The Reserve Bank of India (RBI) could continue its monetary tightening measures by 25 basis points at least a couple of times more, despite the slower-than-expected industrial output of 4.1 per cent in August, the second-lowest in 17 months. The policy of monetary tightening in countries like India, China and South Korea also remains supported by the International Monetary Fund. Various policymakers have recently said, “Controlling inflation remains the main focus of monetary policy, and a premature change in the policy stance could harden inflationary expectations, thereby diluting the impact of past policy actions”.

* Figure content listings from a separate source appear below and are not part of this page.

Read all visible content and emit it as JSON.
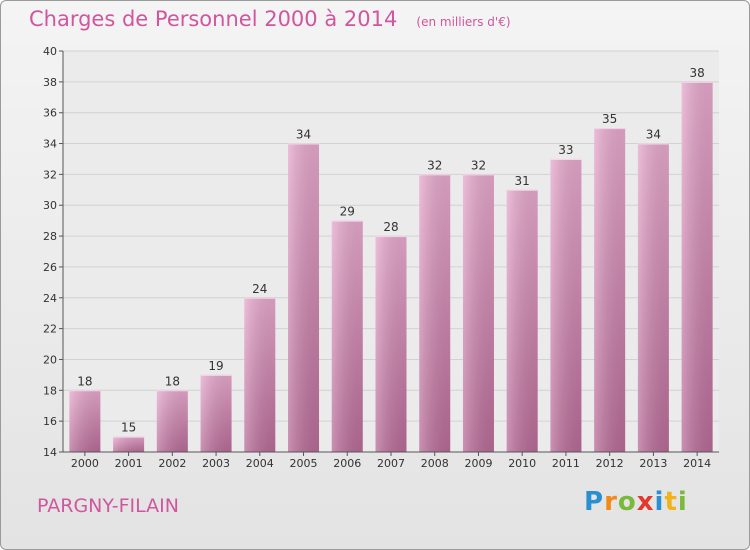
{
  "chart_data": {
    "type": "bar",
    "title": "Charges de Personnel 2000 à 2014",
    "subtitle": "(en milliers d'€)",
    "categories": [
      "2000",
      "2001",
      "2002",
      "2003",
      "2004",
      "2005",
      "2006",
      "2007",
      "2008",
      "2009",
      "2010",
      "2011",
      "2012",
      "2013",
      "2014"
    ],
    "values": [
      18,
      15,
      18,
      19,
      24,
      34,
      29,
      28,
      32,
      32,
      31,
      33,
      35,
      34,
      38
    ],
    "ylim": [
      14,
      40
    ],
    "yticks": [
      14,
      16,
      18,
      20,
      22,
      24,
      26,
      28,
      30,
      32,
      34,
      36,
      38,
      40
    ],
    "xlabel": "",
    "ylabel": "",
    "grid": true,
    "bar_color": "#c77aa6"
  },
  "commune": "PARGNY-FILAIN",
  "logo": {
    "letters": [
      "P",
      "r",
      "o",
      "x",
      "i",
      "t",
      "i"
    ],
    "colors": [
      "#2a8fd0",
      "#f28a18",
      "#7ab93a",
      "#e2382e",
      "#2a8fd0",
      "#f2b31a",
      "#7ab93a"
    ]
  }
}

The central bank’s focus would remain on inflation management, despite looser monetary policies elsewhere across the globe. It has clearly accepted the ‘new normal’ of lower growth for India. We expect the growth to move close to 7-7.25 per cent during 2011-2012, and the investment climate to be sluggish due to delays in policy actions, the renewed global uncertainty and the less favourable external financing environment. The answer to economic growth is not just a pause in interest rates. The real killer for growth is government inactions, which have failed in their job of boosting confidence and fostering a positive investment climate through its appalling policy inertia. They have also failed to resolve long-standing supply issues to cool prices.

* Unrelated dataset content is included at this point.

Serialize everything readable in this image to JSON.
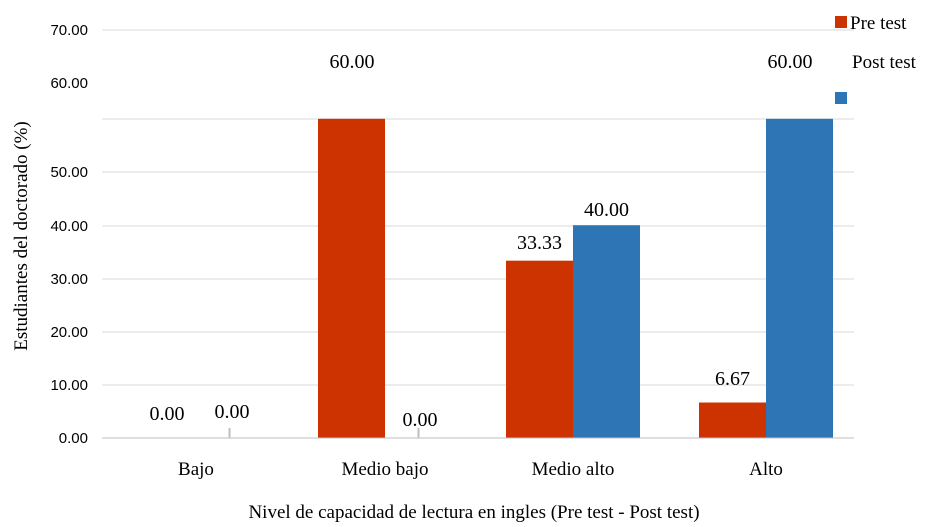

India’s services sector contracted for the first time in more than two years, as new business dried up and expectations weakened, amid concern over a flagging world economy. We might see downgrades from leading credit rating agencies for India if we continue to see such fiscal slippages and deficits increasing, along with falling exports and increasing import bills.
So, the million-dollar question remains what should an investor do in the current environment? We see the next six months as very tough for Indian companies, with the rising dollar, interest, input costs and foreign currency convertible bonds due for repayment. With uncertainty still prevailing in the market over the bail-out of European countries and poor Indian fundamentals, it makes sense to buy slightly higher in a clear market environment, rather than averaging out in a cheap, but uncertain market. Of course, considering this, we do expect the rupee to inch towards the 50-plus level against the dollar, and the Sensex to hit the 15,000-mark soon.